Carbon Steel: The professional kitchen’s preferred skillet. Lighter than cast iron with similar heat properties, seasons like cast iron, heats and cools faster than cast iron. The pan of choice in restaurant kitchens worldwide.

The tradeoff: requires seasoning like cast iron, reactive with acid, takes more initial effort to build seasoning.

Best for: The same tasks as cast iron, with better agility. The step up from cast iron for serious cooks.

Non-Stick: The most beginner-friendly surface. Food releases without sticking; cleanup is effortless. Essential for eggs, delicate fish, and crepes.

The tradeoff: can’t be used at high heat (damages the coating), can’t go under the broiler (most non-stick), doesn’t develop fond, and degrades over 3–5 years with proper care (faster with improper care).

Best for: Eggs, delicate fish, pancakes, crepes, and anything that needs a surface with zero sticking.


The Case for Owning Two

The ideal skillet situation for most home cooks is two pans:

  1. A stainless steel or cast iron skillet for high-heat cooking, searing, and stovetop-to-oven applications.
  2. A non-stick skillet for eggs and delicate applications.

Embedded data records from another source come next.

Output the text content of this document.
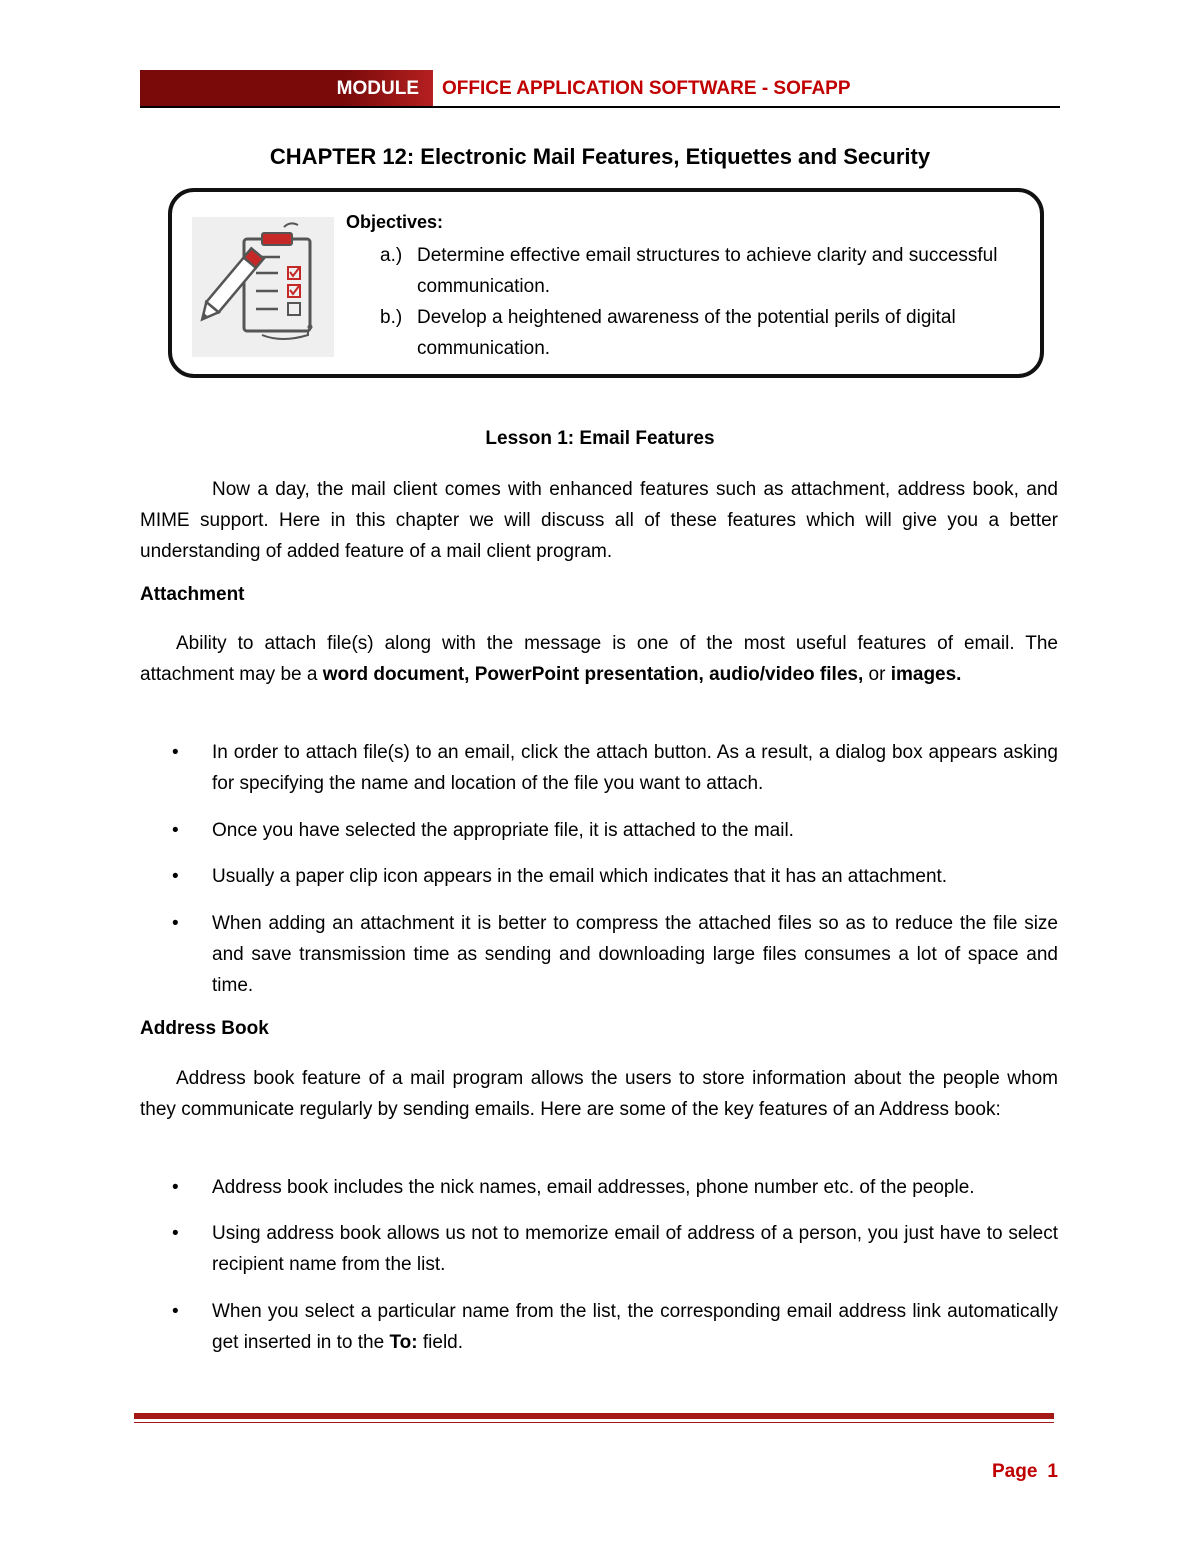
MODULE OFFICE APPLICATION SOFTWARE - SOFAPP
CHAPTER 12: Electronic Mail Features, Etiquettes and Security
Objectives:
a.) Determine effective email structures to achieve clarity and successful communication.
b.) Develop a heightened awareness of the potential perils of digital communication.
Lesson 1: Email Features
Now a day, the mail client comes with enhanced features such as attachment, address book, and MIME support. Here in this chapter we will discuss all of these features which will give you a better understanding of added feature of a mail client program.
Attachment
Ability to attach file(s) along with the message is one of the most useful features of email. The attachment may be a word document, PowerPoint presentation, audio/video files, or images.
• In order to attach file(s) to an email, click the attach button. As a result, a dialog box appears asking for specifying the name and location of the file you want to attach.
• Once you have selected the appropriate file, it is attached to the mail.
• Usually a paper clip icon appears in the email which indicates that it has an attachment.
• When adding an attachment it is better to compress the attached files so as to reduce the file size and save transmission time as sending and downloading large files consumes a lot of space and time.
Address Book
Address book feature of a mail program allows the users to store information about the people whom they communicate regularly by sending emails. Here are some of the key features of an Address book:
• Address book includes the nick names, email addresses, phone number etc. of the people.
• Using address book allows us not to memorize email of address of a person, you just have to select recipient name from the list.
• When you select a particular name from the list, the corresponding email address link automatically get inserted in to the To: field.
Page 1
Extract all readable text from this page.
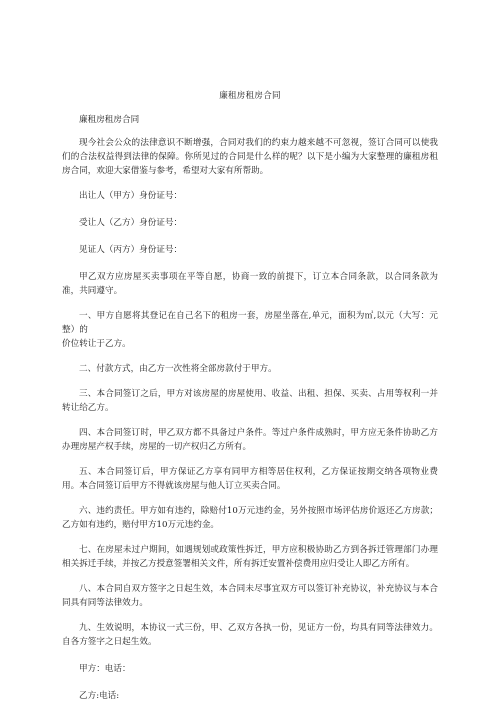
廉租房租房合同

廉租房租房合同

现今社会公众的法律意识不断增强，合同对我们的约束力越来越不可忽视，签订合同可以使我们的合法权益得到法律的保障。你所见过的合同是什么样的呢？以下是小编为大家整理的廉租房租房合同，欢迎大家借鉴与参考，希望对大家有所帮助。

出让人（甲方）身份证号：

受让人（乙方）身份证号：

见证人（丙方）身份证号：

甲乙双方应房屋买卖事项在平等自愿，协商一致的前提下，订立本合同条款，以合同条款为准，共同遵守。

一、甲方自愿将其登记在自己名下的租房一套，房屋坐落在,单元，面积为㎡,以元（大写：元整）的

价位转让于乙方。

二、付款方式，由乙方一次性将全部房款付于甲方。

三、本合同签订之后，甲方对该房屋的房屋使用、收益、出租、担保、买卖、占用等权利一并转让给乙方。

四、本合同签订时，甲乙双方都不具备过户条件。等过户条件成熟时，甲方应无条件协助乙方办理房屋产权手续，房屋的一切产权归乙方所有。

五、本合同签订后，甲方保证乙方享有同甲方相等居住权利，乙方保证按期交纳各项物业费用。本合同签订后甲方不得就该房屋与他人订立买卖合同。

六、违约责任。甲方如有违约，除赔付10万元违约金，另外按照市场评估房价返还乙方房款；乙方如有违约，赔付甲方10万元违约金。

七、在房屋未过户期间，如遇规划或政策性拆迁，甲方应积极协助乙方到各拆迁管理部门办理相关拆迁手续，并按乙方授意签署相关文件，所有拆迁安置补偿费用应归受让人即乙方所有。

八、本合同自双方签字之日起生效，本合同未尽事宜双方可以签订补充协议，补充协议与本合同具有同等法律效力。

九、生效说明，本协议一式三份，甲、乙双方各执一份，见证方一份，均具有同等法律效力。自各方签字之日起生效。

甲方：电话：

乙方:电话:
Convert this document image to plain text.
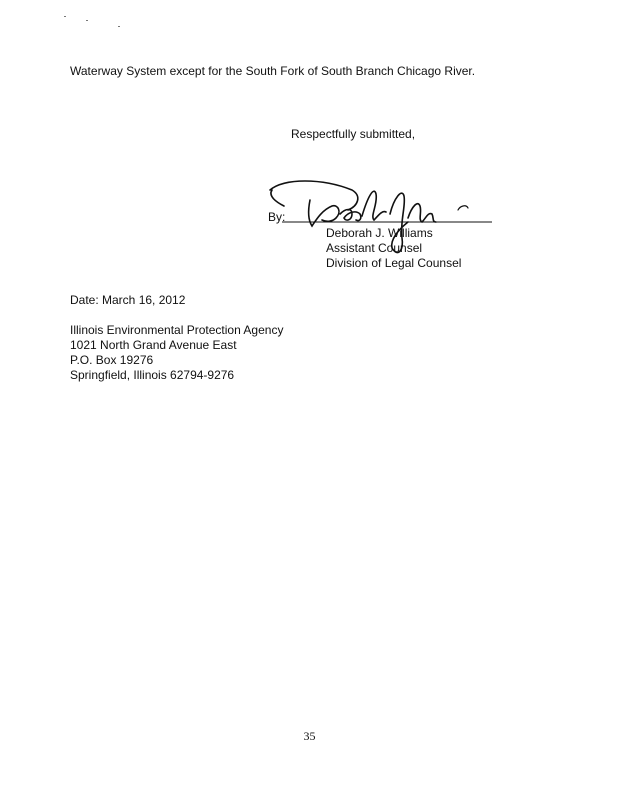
Waterway System except for the South Fork of South Branch Chicago River.
Respectfully submitted,
By:
Deborah J. Williams
Assistant Counsel
Division of Legal Counsel
Date: March 16, 2012
Illinois Environmental Protection Agency
1021 North Grand Avenue East
P.O. Box 19276
Springfield, Illinois 62794-9276
35
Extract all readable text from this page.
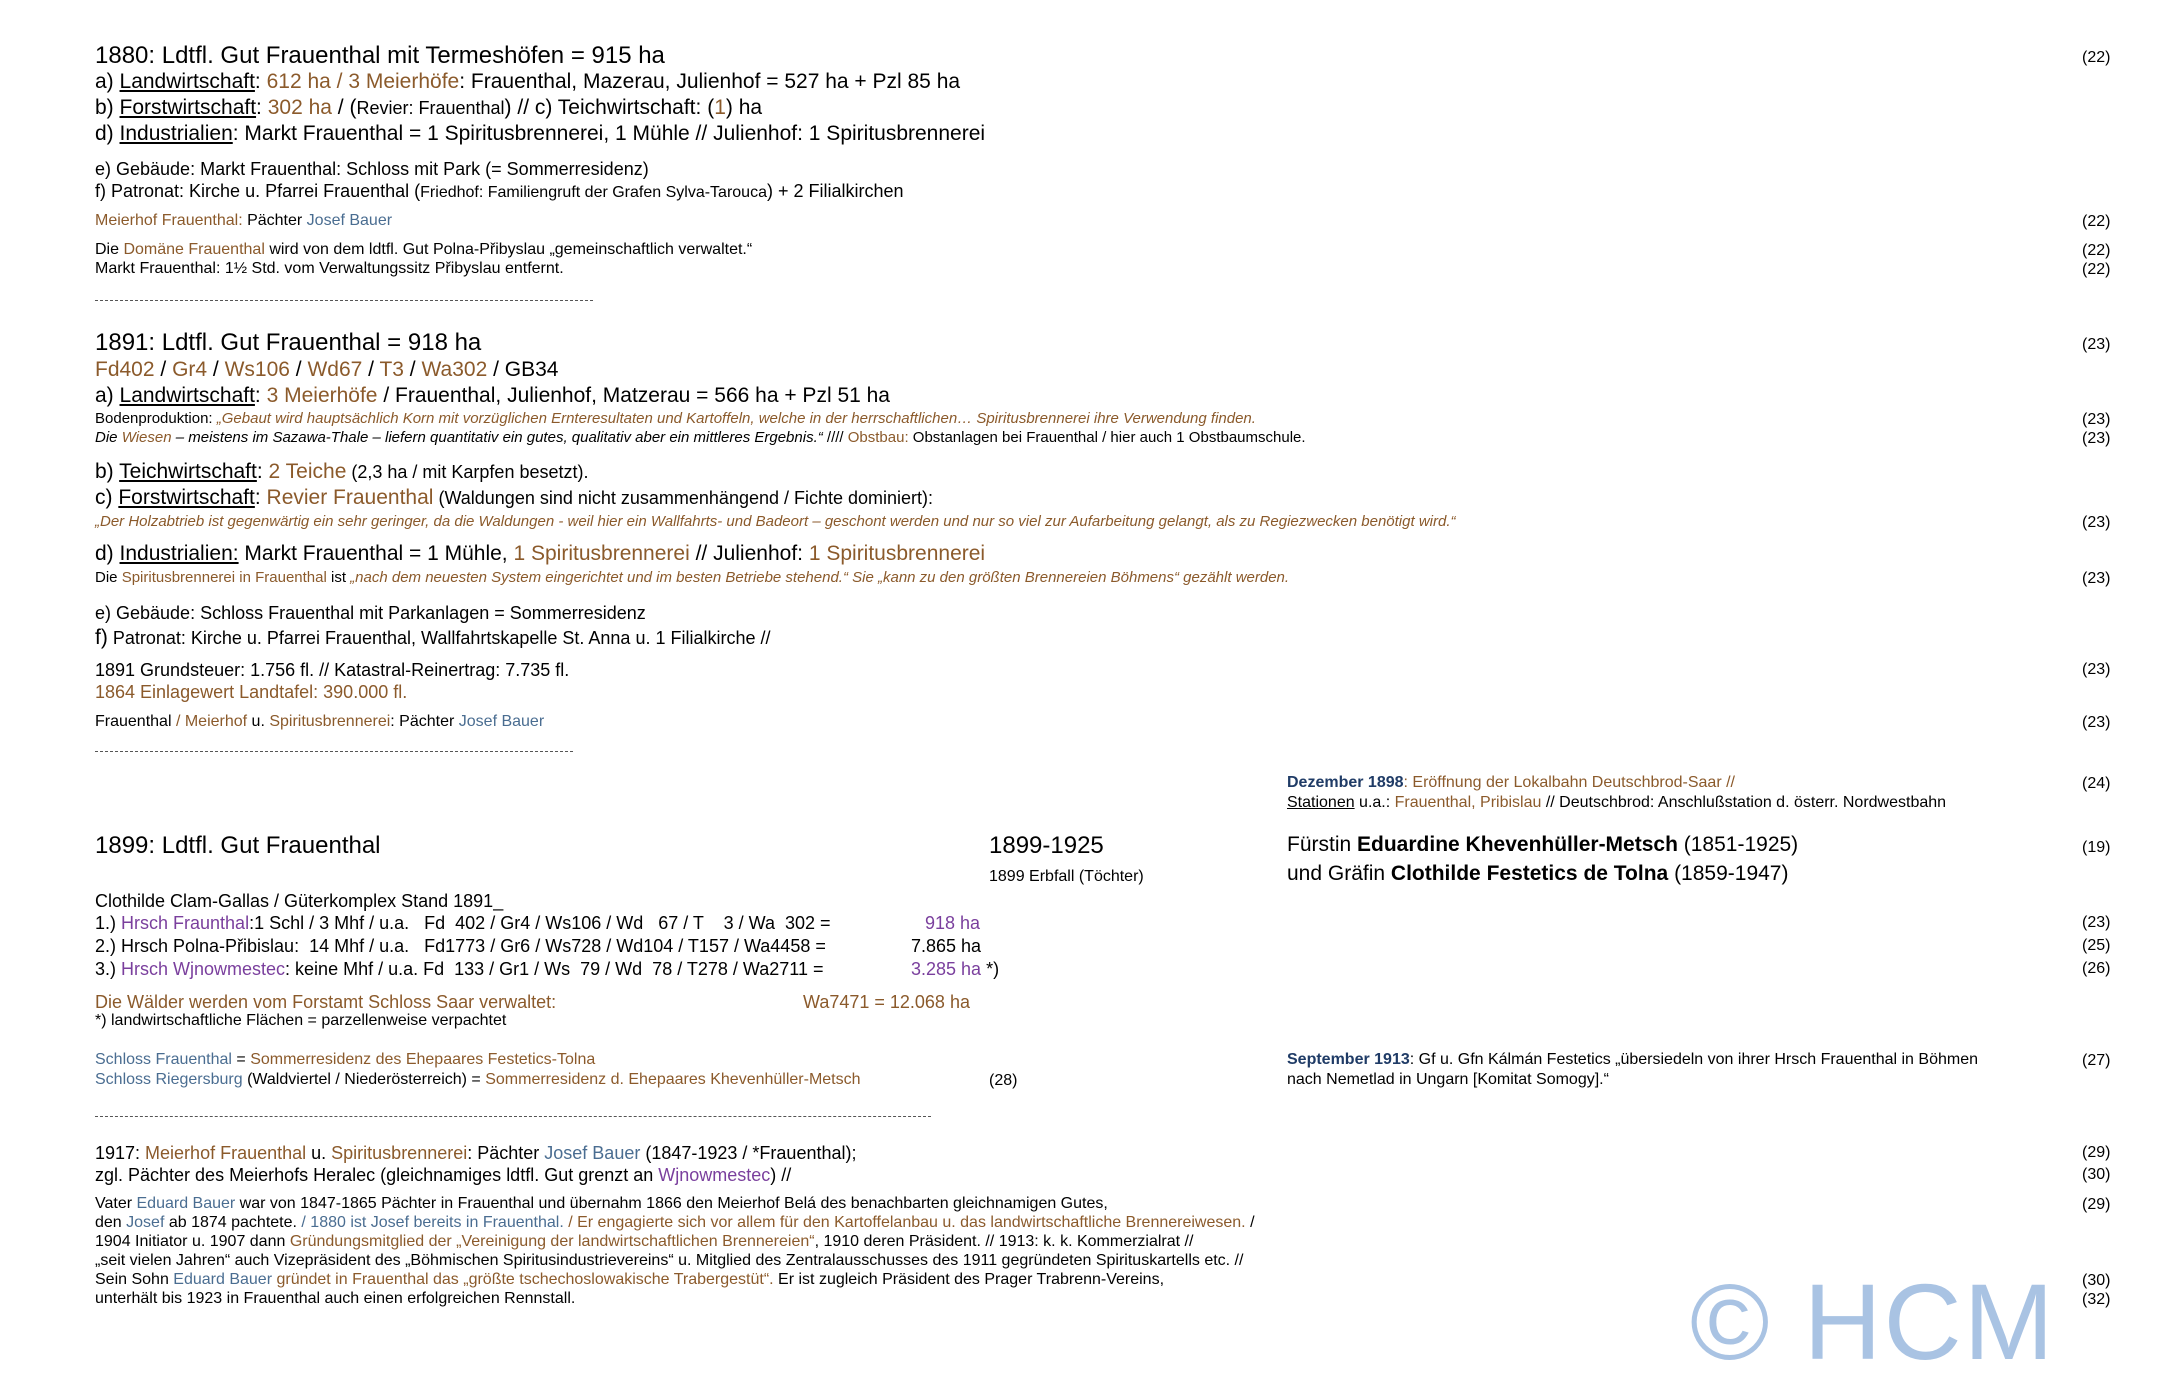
1880: Ldtfl. Gut Frauenthal mit Termeshöfen = 915 ha	(22)
a) Landwirtschaft: 612 ha / 3 Meierhöfe: Frauenthal, Mazerau, Julienhof = 527 ha + Pzl 85 ha
b) Forstwirtschaft: 302 ha / (Revier: Frauenthal) // c) Teichwirtschaft: (1) ha
d) Industrialien: Markt Frauenthal = 1 Spiritusbrennerei, 1 Mühle // Julienhof: 1 Spiritusbrennerei
e) Gebäude: Markt Frauenthal: Schloss mit Park (= Sommerresidenz)
f) Patronat: Kirche u. Pfarrei Frauenthal (Friedhof: Familiengruft der Grafen Sylva-Tarouca) + 2 Filialkirchen
Meierhof Frauenthal: Pächter Josef Bauer	(22)
Die Domäne Frauenthal wird von dem ldtfl. Gut Polna-Přibyslau „gemeinschaftlich verwaltet.“	(22)
Markt Frauenthal: 1½ Std. vom Verwaltungssitz Přibyslau entfernt.	(22)
1891: Ldtfl. Gut Frauenthal = 918 ha	(23)
Fd402 / Gr4 / Ws106 / Wd67 / T3 / Wa302 / GB34
a) Landwirtschaft: 3 Meierhöfe / Frauenthal, Julienhof, Matzerau = 566 ha + Pzl 51 ha
Bodenproduktion: „Gebaut wird hauptsächlich Korn mit vorzüglichen Ernteresultaten und Kartoffeln, welche in der herrschaftlichen… Spiritusbrennerei ihre Verwendung finden.	(23)
Die Wiesen – meistens im Sazawa-Thale – liefern quantitativ ein gutes, qualitativ aber ein mittleres Ergebnis.“ //// Obstbau: Obstanlagen bei Frauenthal / hier auch 1 Obstbaumschule.	(23)
b) Teichwirtschaft: 2 Teiche (2,3 ha / mit Karpfen besetzt).
c) Forstwirtschaft: Revier Frauenthal (Waldungen sind nicht zusammenhängend / Fichte dominiert):
„Der Holzabtrieb ist gegenwärtig ein sehr geringer, da die Waldungen - weil hier ein Wallfahrts- und Badeort – geschont werden und nur so viel zur Aufarbeitung gelangt, als zu Regiezwecken benötigt wird.“	(23)
d) Industrialien: Markt Frauenthal = 1 Mühle, 1 Spiritusbrennerei // Julienhof: 1 Spiritusbrennerei
Die Spiritusbrennerei in Frauenthal ist „nach dem neuesten System eingerichtet und im besten Betriebe stehend.“ Sie „kann zu den größten Brennereien Böhmens“ gezählt werden.	(23)
e) Gebäude: Schloss Frauenthal mit Parkanlagen = Sommerresidenz
f) Patronat: Kirche u. Pfarrei Frauenthal, Wallfahrtskapelle St. Anna u. 1 Filialkirche //
1891 Grundsteuer: 1.756 fl. // Katastral-Reinertrag: 7.735 fl.	(23)
1864 Einlagewert Landtafel: 390.000 fl.
Frauenthal / Meierhof u. Spiritusbrennerei: Pächter Josef Bauer	(23)
Dezember 1898: Eröffnung der Lokalbahn Deutschbrod-Saar //	(24)
Stationen u.a.: Frauenthal, Pribislau // Deutschbrod: Anschlußstation d. österr. Nordwestbahn
1899: Ldtfl. Gut Frauenthal	1899-1925
1899 Erbfall (Töchter)
Fürstin Eduardine Khevenhüller-Metsch (1851-1925)	(19)
und Gräfin Clothilde Festetics de Tolna (1859-1947)
Clothilde Clam-Gallas / Güterkomplex Stand 1891_
1.) Hrsch Fraunthal:1 Schl / 3 Mhf / u.a.   Fd  402 / Gr4 / Ws106 / Wd   67 / T    3 / Wa  302 =	918 ha	(23)
2.) Hrsch Polna-Přibislau:  14 Mhf / u.a.   Fd1773 / Gr6 / Ws728 / Wd104 / T157 / Wa4458 =	7.865 ha	(25)
3.) Hrsch Wjnowmestec: keine Mhf / u.a. Fd  133 / Gr1 / Ws  79 / Wd  78 / T278 / Wa2711 =	3.285 ha *)	(26)
Die Wälder werden vom Forstamt Schloss Saar verwaltet:	Wa7471 = 12.068 ha
*) landwirtschaftliche Flächen = parzellenweise verpachtet
Schloss Frauenthal = Sommerresidenz des Ehepaares Festetics-Tolna
Schloss Riegersburg (Waldviertel / Niederösterreich) = Sommerresidenz d. Ehepaares Khevenhüller-Metsch	(28)
September 1913: Gf u. Gfn Kálmán Festetics „übersiedeln von ihrer Hrsch Frauenthal in Böhmen	(27)
nach Nemetlad in Ungarn [Komitat Somogy].“
1917: Meierhof Frauenthal u. Spiritusbrennerei: Pächter Josef Bauer (1847-1923 / *Frauenthal);	(29)
zgl. Pächter des Meierhofs Heralec (gleichnamiges ldtfl. Gut grenzt an Wjnowmestec) //	(30)
Vater Eduard Bauer war von 1847-1865 Pächter in Frauenthal und übernahm 1866 den Meierhof Belá des benachbarten gleichnamigen Gutes,	(29)
den Josef ab 1874 pachtete. / 1880 ist Josef bereits in Frauenthal. / Er engagierte sich vor allem für den Kartoffelanbau u. das landwirtschaftliche Brennereiwesen. /
1904 Initiator u. 1907 dann Gründungsmitglied der „Vereinigung der landwirtschaftlichen Brennereien“, 1910 deren Präsident. // 1913: k. k. Kommerzialrat //
„seit vielen Jahren“ auch Vizepräsident des „Böhmischen Spiritusindustrievereins“ u. Mitglied des Zentralausschusses des 1911 gegründeten Spirituskartells etc. //
Sein Sohn Eduard Bauer gründet in Frauenthal das „größte tschechoslowakische Trabergestüt“. Er ist zugleich Präsident des Prager Trabrenn-Vereins,	(30)
unterhält bis 1923 in Frauenthal auch einen erfolgreichen Rennstall.	(32)
© HCM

These two pans together cover every skillet situation. Trying to do everything in one pan inevitably means either overusing non-stick at high heat (damaging it) or struggling with eggs in stainless (frustrating).


Size Guidance

10-inch: The sweet spot for 1–2 people. Large enough for most applications, easier to maneuver and store.

12-inch: For 2–4 people or anyone who regularly cooks larger quantities. The professional standard size. Slightly unwieldy but genuinely more useful.

8-inch: For single eggs, small omelettes, and heating single-serving sauces. A useful supplement but not a primary pan.

Get the 12-inch as your primary. Add an 8-inch non-stick if eggs for one is a daily occurrence.


Key Features to Check

Oven-safe temperature: At least 400°F for the primary skillet; 500°F+ for cast iron and carbon steel. Non-stick pans often have lower oven limits.

Handle comfort: Long enough to keep hands from heat; comfortable grip; riveted rather than welded construction for durability.

Weight: Heavy enough for heat retention, light enough to maneuver. Cast iron is heavy by nature; stainless and carbon steel are lighter.

Lid compatibility: Most skillets are sold without lids, but a universal lid (sold separately) is useful for stovetop braising and steaming.